Mon copain : le Nord

Quelquefois, j’entends des types qui avouent avoir perdu le nord. C’est qu’ils n’ont pas d’ordre. Le nord et moi, nous sommes deux bons copains et nous ne nous sommes jamais séparés.

C’est à ça que je pense dans la voiture ; à ça et puis à autre chose dont je vous parlerai plus loin.

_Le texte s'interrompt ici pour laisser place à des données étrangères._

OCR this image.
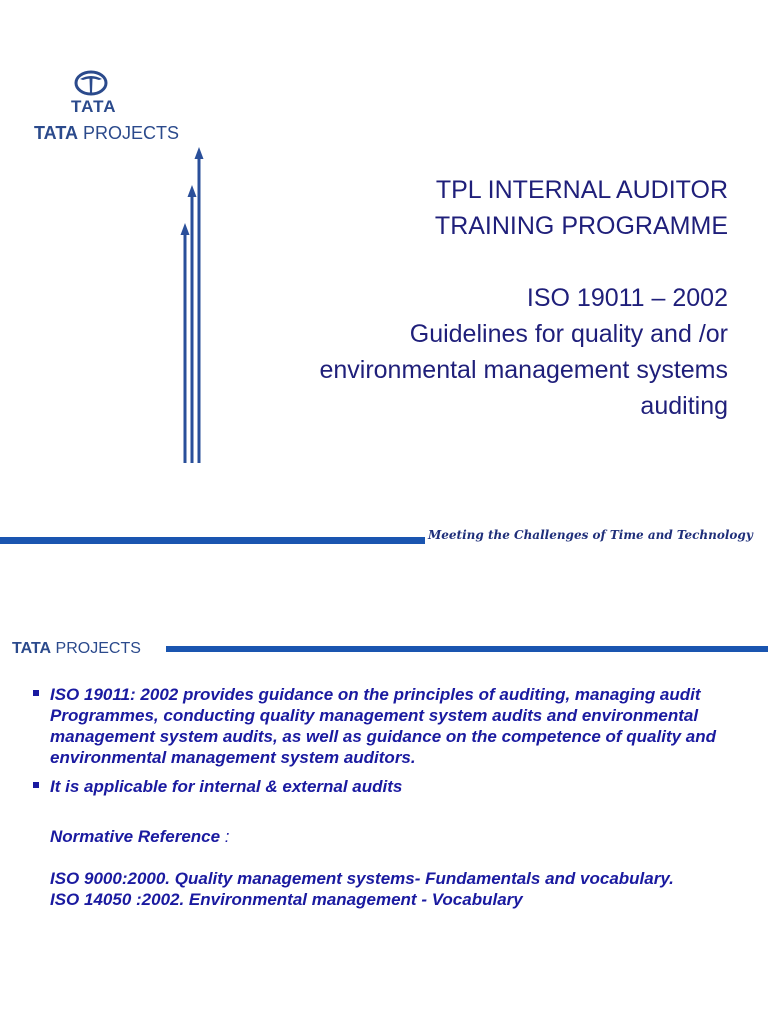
TATA
TATA PROJECTS
TPL INTERNAL AUDITOR
TRAINING PROGRAMME
ISO 19011 – 2002
Guidelines for quality and /or
environmental management systems
auditing
Meeting the Challenges of Time and Technology
TATA PROJECTS
ISO 19011: 2002 provides guidance on the principles of auditing, managing audit Programmes, conducting quality management system audits and environmental management system audits, as well as guidance on the competence of quality and environmental management system auditors.
It is applicable for internal & external audits
Normative Reference :
ISO 9000:2000. Quality management systems- Fundamentals and vocabulary.
ISO 14050 :2002. Environmental management - Vocabulary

Comme je ne connais pas Rome, je ne prête pas attention au chemin que nous empruntons ; j’ai la main de Jeannine dans la mienne et ça suffit à mon bonheur. Si vous avez déjà touché une peau plus douce que la sienne, venez me le dire et je vous paierai des bugnes. À toucher cette main fine, je deviens tout bizarre, pour un peu que j’insiste, je parviendrais à écrire des vers sans plus me forcer que Victor Hugo.

Et si San Antonio composait un poème, qu’est-ce que vous en diriez, tas de navetons ? Ça vous couperait le sifflet parce que vous croyez que je suis un massacreur, un costaud, une brute, un démolisseur de gueules. Vous ne pouvez pas croire qu’il y un cœur derrière mon portefeuille et que ce cœur là cogne dur quand il s’y met. Vous avez des préjugés bien douillets et puis des habitudes. Et vous vous croyez malins alors que vous êtes tous des pantouflards, des mangeurs de pilules, des cocus et des têtes de lard.

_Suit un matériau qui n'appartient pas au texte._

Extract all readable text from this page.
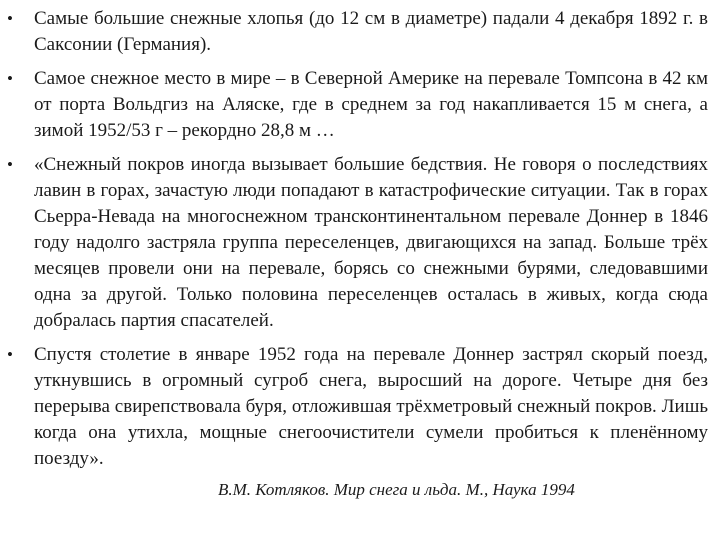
• Самые большие снежные хлопья (до 12 см в диаметре) падали 4 декабря 1892 г. в Саксонии (Германия).
• Самое снежное место в мире – в Северной Америке на перевале Томпсона в 42 км от порта Вольдгиз на Аляске, где в среднем за год накапливается 15 м снега, а зимой 1952/53 г – рекордно 28,8 м …
• «Снежный покров иногда вызывает большие бедствия. Не говоря о последствиях лавин в горах, зачастую люди попадают в катастрофические ситуации. Так в горах Сьерра-Невада на многоснежном трансконтинентальном перевале Доннер в 1846 году надолго застряла группа переселенцев, двигающихся на запад. Больше трёх месяцев провели они на перевале, борясь со снежными бурями, следовавшими одна за другой. Только половина переселенцев осталась в живых, когда сюда добралась партия спасателей.
• Спустя столетие в январе 1952 года на перевале Доннер застрял скорый поезд, уткнувшись в огромный сугроб снега, выросший на дороге. Четыре дня без перерыва свирепствовала буря, отложившая трёхметровый снежный покров. Лишь когда она утихла, мощные снегоочистители сумели пробиться к пленённому поезду».
В.М. Котляков. Мир снега и льда. М., Наука 1994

Bon, j’arrête les vitupérations car nous sommes arrivés. L’auto vient de stopper devant une belle villa bâtie dans un parc. Et ça sent bon dans ce quartier, sapristi !

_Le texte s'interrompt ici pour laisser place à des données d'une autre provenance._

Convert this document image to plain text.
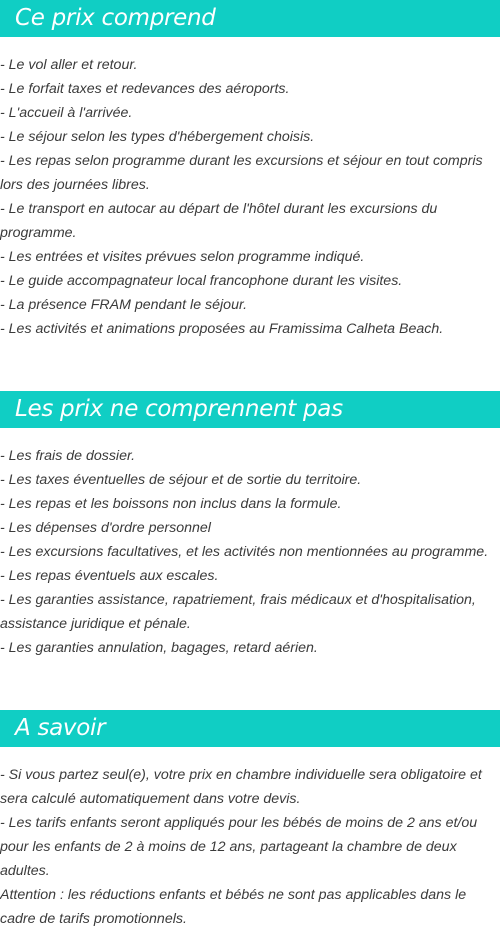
Ce prix comprend
- Le vol aller et retour.
- Le forfait taxes et redevances des aéroports.
- L'accueil à l'arrivée.
- Le séjour selon les types d'hébergement choisis.
- Les repas selon programme durant les excursions et séjour en tout compris lors des journées libres.
- Le transport en autocar au départ de l'hôtel durant les excursions du programme.
- Les entrées et visites prévues selon programme indiqué.
- Le guide accompagnateur local francophone durant les visites.
- La présence FRAM pendant le séjour.
- Les activités et animations proposées au Framissima Calheta Beach.
Les prix ne comprennent pas
- Les frais de dossier.
- Les taxes éventuelles de séjour et de sortie du territoire.
- Les repas et les boissons non inclus dans la formule.
- Les dépenses d'ordre personnel
- Les excursions facultatives, et les activités non mentionnées au programme.
- Les repas éventuels aux escales.
- Les garanties assistance, rapatriement, frais médicaux et d'hospitalisation, assistance juridique et pénale.
- Les garanties annulation, bagages, retard aérien.
A savoir
- Si vous partez seul(e), votre prix en chambre individuelle sera obligatoire et sera calculé automatiquement dans votre devis.
- Les tarifs enfants seront appliqués pour les bébés de moins de 2 ans et/ou pour les enfants de 2 à moins de 12 ans, partageant la chambre de deux adultes.
Attention : les réductions enfants et bébés ne sont pas applicables dans le cadre de tarifs promotionnels.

Nos cerbères nous poussent dans la crèche. Nous voilà dans une pièce agréablement meublée en poirier clair. Un ventilateur fixé au plafond ronronne comme un chat heureux en faisant frissonner des guirlandes de soie rose.

En entrant, je vois la belle Else assise dans un fauteuil moelleux. Elle a les jambes croisées, ce qui relève sa jupe au-dessus des genoux, le spectacle vaut le dérangement.

— Tiens, tiens, fait-elle en nous apercevant, où as-tu déniché ça, Bruno ?

Ce pommadé rigole tendrement.

— J’ai vu cette paire de couillons dans une vitrine, et j’ai pensé qu’elle te ferait plaisir.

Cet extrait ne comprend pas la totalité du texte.